The impact of a breast cancer diagnosis on marital outcomes and factors associated with divorce and separation

Gustavo Werutsky 1, Mahira Lopes 1, Rafaela Gomes de Jesus 1, Antonia Angeli Gazola 2, Rodrigo Azevedo Pellegrini 2, Taiane Francieli Rebelatto 1, Laura von Wallwitz Freitas 3, Ana Paula Heck 3, Arthur Ferreira da Silva 3, Matheus Füehr Rodrigues 2, Gustavo Gössling 1, Juliana Giacomazzi 1, Matheus Soares Rocha 1, Daniela Dornelles Rosa 4, Carlos Henrique Barrios 1, Eduardo Henrique Cronemberger 5, Geraldo Silva Queiroz 6, José Bines 7, Sérgio Daniel Simon 8, Andre Poisl Fay 1,3
PMCID: PMC11239212  PMID: 38994465

Abstract

Objective

To analyze marital outcomes, divorce or separation, and its association with demographic, socioeconomic, and clinicopathological factors among breast cancer (BC) survivors after 2-years of diagnosis.

Methods

We performed a retrospective analysis of marital status at baseline and at years 1 and 2 of follow-up of women aged ≥ 18 years diagnosed with invasive BC participating in the AMAZONA III (GBECAM0115) study. The BC diagnosis occurred between January 2016 and March 2018 at 23 institutions in Brazil.

Results

Of the 2974 women enrolled in AMAZONA III, 599 were married or living under common law at baseline. Divorce or separation occurred in 35 (5.8%) patients at 2 years of follow-up. In the multivariate analysis, public health insurance coverage was associated with a higher risk of marital status change (8.25% vs. 2.79%, RR 3.09, 95% CI 1.39 - 7.03, p = 0.007). Women who underwent mastectomy, adenomastectomy or skin-sparing mastectomy were associated with a higher risk of divorce or separation (8.1% vs. 4.49%, RR 1.97, 95 CI 1.04 – 3.72, p = 0.0366) than those who underwent breast-conserving surgery.

Conclusion

Women covered by the public health system and those who underwent mastectomy, adenomastectomy or skin-sparing mastectomy were associated with a higher risk of divorce or separation. This evidence further supports the idea that long-term marital stability is associated with a complex interplay between socioeconomic conditions and stressors, such as BC diagnosis and treatment. ClinicalTrials Registration: NCT02663973.

Keywords: Breast neoplasms, Marital status, Divorce, Separation

Introduction

Marital status has long been recognized as an important prognostic factor for many cancers. Several studies have also shown that unmarried patients have a higher risk of being diagnosed with breast cancer (BC) at later stages and to die than married women.(1-3)Unmarried women with BC living in low socioeconomic status (SES) neighborhoods have a 1.6 times higher risk of dying than married women in high SES neighborhoods.(4)
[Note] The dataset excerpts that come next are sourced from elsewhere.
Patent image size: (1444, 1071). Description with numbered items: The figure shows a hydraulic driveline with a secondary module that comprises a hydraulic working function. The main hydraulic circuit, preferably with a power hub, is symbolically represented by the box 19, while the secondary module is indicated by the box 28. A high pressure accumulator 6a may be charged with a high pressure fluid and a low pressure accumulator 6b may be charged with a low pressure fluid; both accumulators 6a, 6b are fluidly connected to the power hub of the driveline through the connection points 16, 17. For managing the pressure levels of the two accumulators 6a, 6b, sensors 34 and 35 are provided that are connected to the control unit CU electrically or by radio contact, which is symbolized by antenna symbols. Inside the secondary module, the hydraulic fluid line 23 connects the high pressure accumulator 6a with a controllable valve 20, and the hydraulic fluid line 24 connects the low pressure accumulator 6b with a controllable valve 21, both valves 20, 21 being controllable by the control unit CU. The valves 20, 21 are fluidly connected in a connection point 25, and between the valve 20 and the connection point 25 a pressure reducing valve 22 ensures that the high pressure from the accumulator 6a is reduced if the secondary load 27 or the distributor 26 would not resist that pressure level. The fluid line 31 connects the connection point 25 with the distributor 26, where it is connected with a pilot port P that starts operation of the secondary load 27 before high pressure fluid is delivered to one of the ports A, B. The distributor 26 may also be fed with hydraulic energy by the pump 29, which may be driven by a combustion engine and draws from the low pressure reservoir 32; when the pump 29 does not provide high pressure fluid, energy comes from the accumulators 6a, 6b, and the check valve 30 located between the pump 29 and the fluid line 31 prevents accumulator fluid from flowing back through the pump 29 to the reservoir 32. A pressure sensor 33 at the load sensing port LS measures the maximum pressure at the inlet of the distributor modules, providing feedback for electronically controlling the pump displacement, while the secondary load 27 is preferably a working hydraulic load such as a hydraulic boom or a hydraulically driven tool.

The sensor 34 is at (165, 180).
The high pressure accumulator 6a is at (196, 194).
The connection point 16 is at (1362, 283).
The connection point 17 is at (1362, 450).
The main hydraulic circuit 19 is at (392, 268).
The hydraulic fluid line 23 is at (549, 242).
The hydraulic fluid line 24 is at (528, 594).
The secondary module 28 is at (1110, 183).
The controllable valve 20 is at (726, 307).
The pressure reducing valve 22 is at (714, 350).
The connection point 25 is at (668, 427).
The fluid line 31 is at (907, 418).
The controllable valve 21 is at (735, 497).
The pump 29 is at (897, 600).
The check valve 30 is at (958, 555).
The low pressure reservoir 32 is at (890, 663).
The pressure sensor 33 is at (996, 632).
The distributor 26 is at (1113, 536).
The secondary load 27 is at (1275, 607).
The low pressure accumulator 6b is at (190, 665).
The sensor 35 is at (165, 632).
BC diagnosis and treatment can negatively affect survivors’ quality of life, psychological functioning, sexual health, body image, and workability, among other aspects, which may impact their familial relationships of cancer survivors.(5-7) In addition, factors such as cancer’s emotional and financial burden may lead to marital stress, that is, divorce or separation, especially among younger cancer survivors.(8)However, some couples reported an improved relationship when coping with BC.(9)Studies have also shown an association between psychosocial variables such as open and constructive communication, more social support, supportive coping, and marital adjustment in women and their partners.(10)

A population-based study demonstrated that BC was not associated with marital breakdown. However, they described low marital satisfaction within three months of BC diagnosis as a predictor of further marital difficulties.(11) A prospective cohort of 134.435 married women diagnosed with early-stage BC did not demonstrate increased marital dissolution.(12)A prospective cohort of patients with BC in Brazil showed that changes in marital status occurred infrequently and were not associated with a return to work 2-years after BC diagnosis.(13)
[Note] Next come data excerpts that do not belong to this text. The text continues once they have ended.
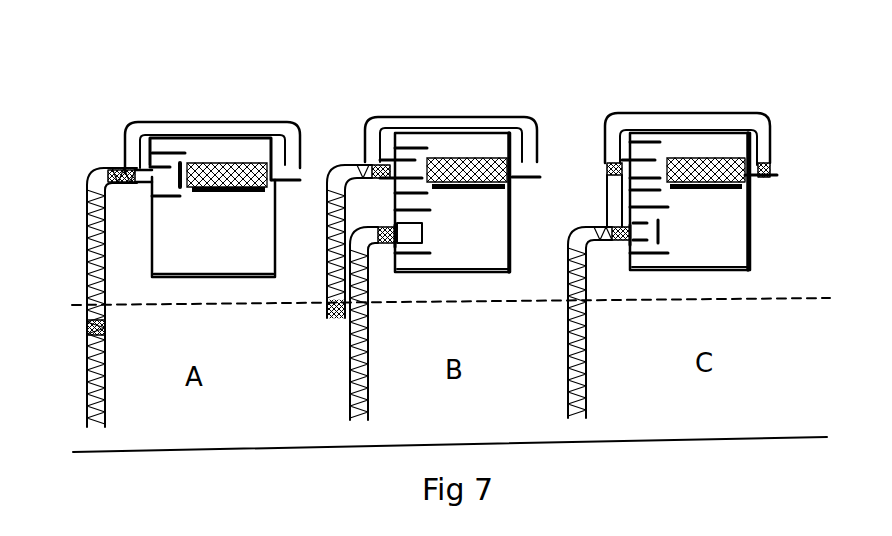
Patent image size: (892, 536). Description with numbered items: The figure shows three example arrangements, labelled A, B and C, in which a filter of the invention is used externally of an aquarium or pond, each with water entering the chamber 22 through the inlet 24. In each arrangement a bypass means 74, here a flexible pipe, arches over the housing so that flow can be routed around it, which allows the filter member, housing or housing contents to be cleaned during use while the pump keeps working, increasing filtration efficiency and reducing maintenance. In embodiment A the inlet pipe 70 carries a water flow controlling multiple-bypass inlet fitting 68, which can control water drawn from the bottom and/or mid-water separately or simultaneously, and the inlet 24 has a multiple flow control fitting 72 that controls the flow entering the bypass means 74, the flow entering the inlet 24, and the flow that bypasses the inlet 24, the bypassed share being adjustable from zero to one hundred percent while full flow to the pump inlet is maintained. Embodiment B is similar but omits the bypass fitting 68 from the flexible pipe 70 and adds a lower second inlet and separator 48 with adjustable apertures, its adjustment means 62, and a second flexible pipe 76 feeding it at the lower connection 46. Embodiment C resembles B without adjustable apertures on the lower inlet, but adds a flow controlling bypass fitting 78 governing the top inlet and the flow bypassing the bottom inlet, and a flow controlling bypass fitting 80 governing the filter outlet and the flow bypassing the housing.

The chamber 22 is at (165, 178).
The inlet 24 is at (150, 178).
The outlet 46 is at (390, 247).
The lower second inlet and separator 48 is at (422, 233).
The adjustment means 62 is at (390, 224).
The multiple-bypass inlet fitting 68 is at (108, 328).
The inlet pipe 70 is at (87, 212).
The multiple flow control fitting 72 is at (128, 170).
The bypass means 74 is at (260, 121).
The flexible pipe 76 is at (368, 352).
The flow controlling bypass fitting 78 is at (612, 168).
The flow controlling bypass fitting 80 is at (770, 160).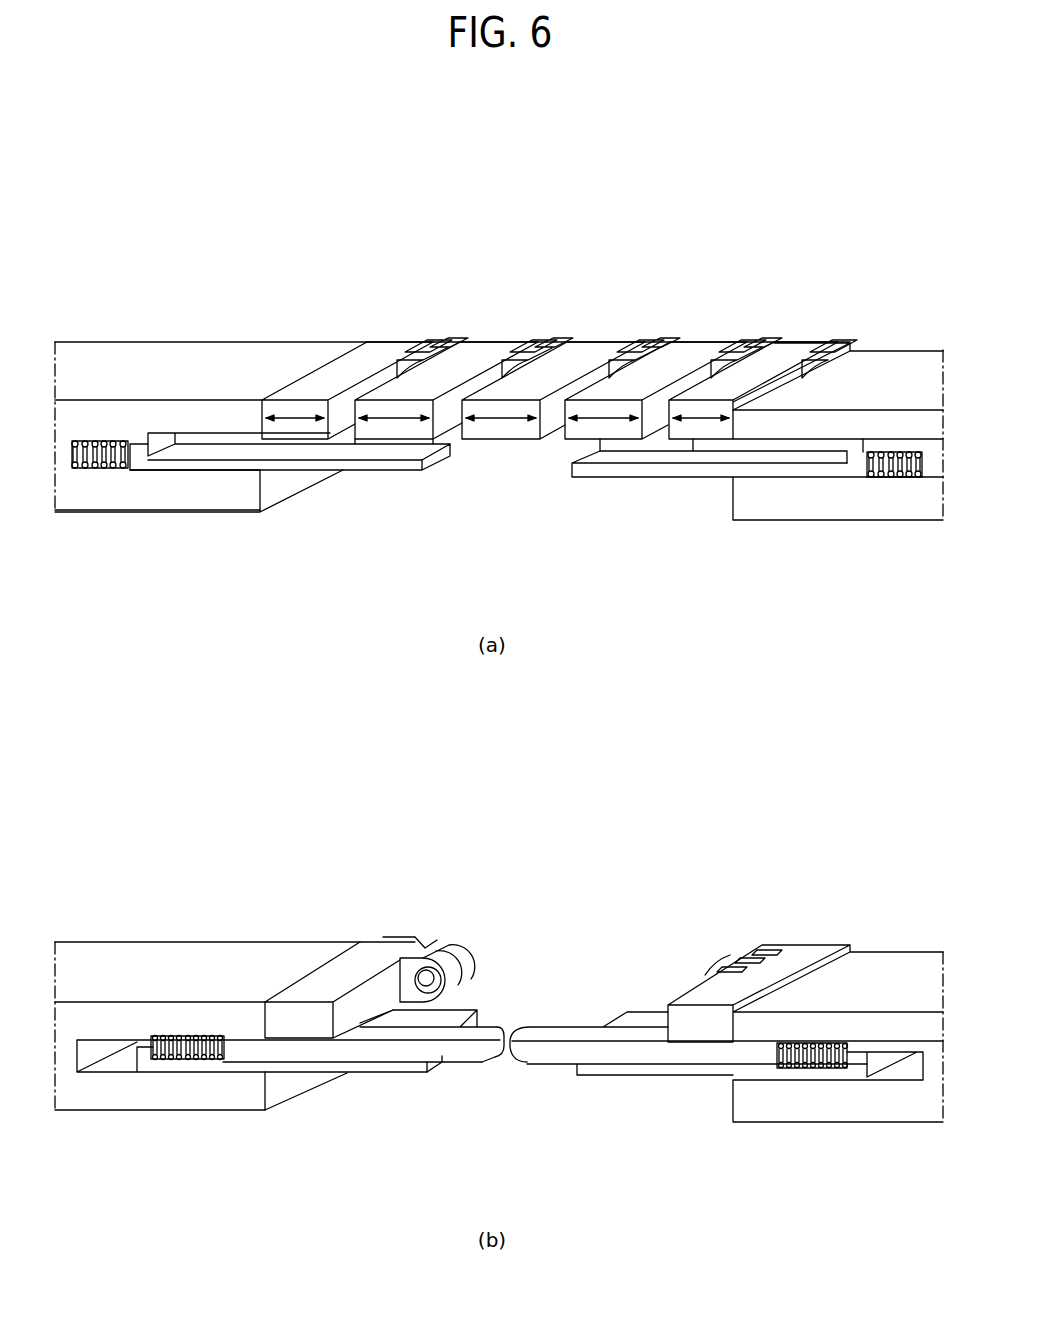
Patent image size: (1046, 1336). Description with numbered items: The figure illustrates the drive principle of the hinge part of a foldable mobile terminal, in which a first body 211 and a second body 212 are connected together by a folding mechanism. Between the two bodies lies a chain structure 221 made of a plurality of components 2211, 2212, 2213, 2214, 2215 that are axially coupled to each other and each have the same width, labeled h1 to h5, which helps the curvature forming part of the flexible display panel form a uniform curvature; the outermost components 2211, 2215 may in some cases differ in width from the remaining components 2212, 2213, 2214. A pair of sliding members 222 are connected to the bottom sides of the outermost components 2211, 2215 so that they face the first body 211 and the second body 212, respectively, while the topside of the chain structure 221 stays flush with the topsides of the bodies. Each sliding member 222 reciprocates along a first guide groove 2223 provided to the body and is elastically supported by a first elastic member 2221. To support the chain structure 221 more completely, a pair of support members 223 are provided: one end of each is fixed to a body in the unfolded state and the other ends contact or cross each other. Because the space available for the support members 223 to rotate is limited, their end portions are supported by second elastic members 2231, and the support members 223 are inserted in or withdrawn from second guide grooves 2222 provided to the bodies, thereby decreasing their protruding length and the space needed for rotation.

The first body 211 is at (247, 378).
The second body 212 is at (878, 368).
The chain structure 221 is at (767, 248).
The component 2211 is at (363, 368).
The component 2212 is at (462, 368).
The component 2213 is at (573, 368).
The component 2214 is at (680, 368).
The component 2215 is at (785, 368).
The sliding member 222 is at (225, 465).
The first elastic member 2221 is at (108, 468).
The second guide groove 2222 is at (247, 438).
The first guide groove 2223 is at (90, 482).
The support member 223 is at (345, 1052).
The second elastic member 2231 is at (195, 1053).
This study aimed to analyze marital outcomes, divorce or separation, and their association with demographic, socioeconomic, and clinicopathological features in a large prospective cohort of women with BC from several regions of Brazil.

Methods

We performed a retrospective analysis of marital status at baseline and at years 1 and 2 of follow-up of women aged ≥ 18 years diagnosed with invasive BC participating in the AMAZONA III (GBECAM0115) study.(14)

The AMAZONA III is a prospective cohort study conducted at 23 sites in Brazil (9 from the southern region, 7 from the southeast, 4 from the northeast, 2 from the center-west, and 1 from the north). The study included women aged 18 years or older with histologically proven invasive BC and clinical stages I–IV (any histology). All consecutive women aged ≥ 18 years who were newly diagnosed with BC between January 2016 and March 2018 were invited to participate. Sociodemographic, clinicopathological, and treatment data were collected at baseline, and patients were followed up for 5 years.(14)
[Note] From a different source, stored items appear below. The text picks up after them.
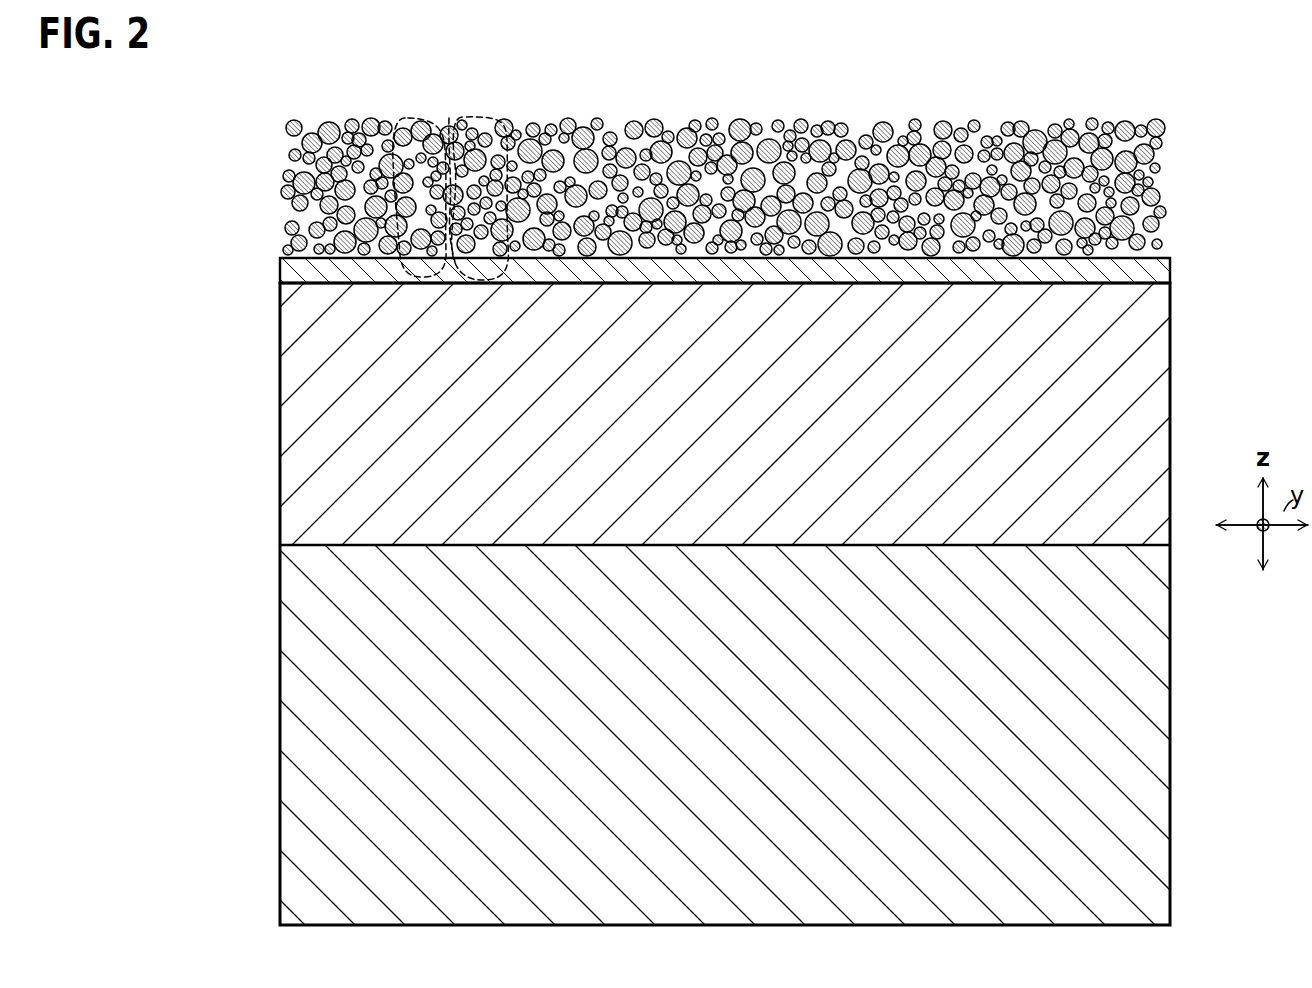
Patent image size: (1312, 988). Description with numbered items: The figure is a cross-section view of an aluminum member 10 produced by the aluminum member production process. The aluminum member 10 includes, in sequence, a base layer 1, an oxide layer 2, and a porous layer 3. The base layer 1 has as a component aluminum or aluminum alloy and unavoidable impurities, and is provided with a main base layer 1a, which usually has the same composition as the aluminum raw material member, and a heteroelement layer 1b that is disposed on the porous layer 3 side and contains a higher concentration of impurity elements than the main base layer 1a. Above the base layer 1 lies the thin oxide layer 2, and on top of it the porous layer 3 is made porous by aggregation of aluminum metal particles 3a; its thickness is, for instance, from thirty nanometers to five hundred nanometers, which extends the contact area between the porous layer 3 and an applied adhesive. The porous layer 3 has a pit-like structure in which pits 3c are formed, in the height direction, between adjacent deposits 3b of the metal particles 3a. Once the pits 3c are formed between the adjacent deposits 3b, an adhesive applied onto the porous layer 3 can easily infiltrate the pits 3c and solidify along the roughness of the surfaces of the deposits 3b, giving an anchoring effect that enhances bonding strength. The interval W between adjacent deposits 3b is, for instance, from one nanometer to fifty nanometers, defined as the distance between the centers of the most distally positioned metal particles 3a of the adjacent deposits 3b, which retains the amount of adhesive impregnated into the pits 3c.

The aluminum member 10 is at (1046, 76).
The base layer 1 is at (210, 373).
The main base layer 1a is at (280, 705).
The heteroelement layer 1b is at (280, 404).
The oxide layer 2 is at (280, 268).
The porous layer 3 is at (272, 113).
The metal particles 3a is at (641, 122).
The deposits 3b is at (408, 119).
The pits 3c is at (433, 116).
Marital status was classified as a dichotomous variable: married or living in a common-law marriage and no formal relationship. In Brazil, common law marriage is a legal framework that considers a couple to be married without formally registering their relationship as civil or religious. The marital status of the women included in the AMAZONA III was collected at baseline, year 1, and year 2 of follow-up during the medical consultation on the patient’s visit to the institution, or by medical chart review.

The eligibility criteria for the marital status analysis were as follows: women with BC diagnosed with a clinical stage (CS) I-III; those who underwent surgery and had available data on marital status at baseline and 2-years after BC diagnosis. Patients with metastatic BC were excluded from this study. Patients who were pregnant at diagnosis, had missing information on marital status at year 2, were lost to follow-up, or died were excluded.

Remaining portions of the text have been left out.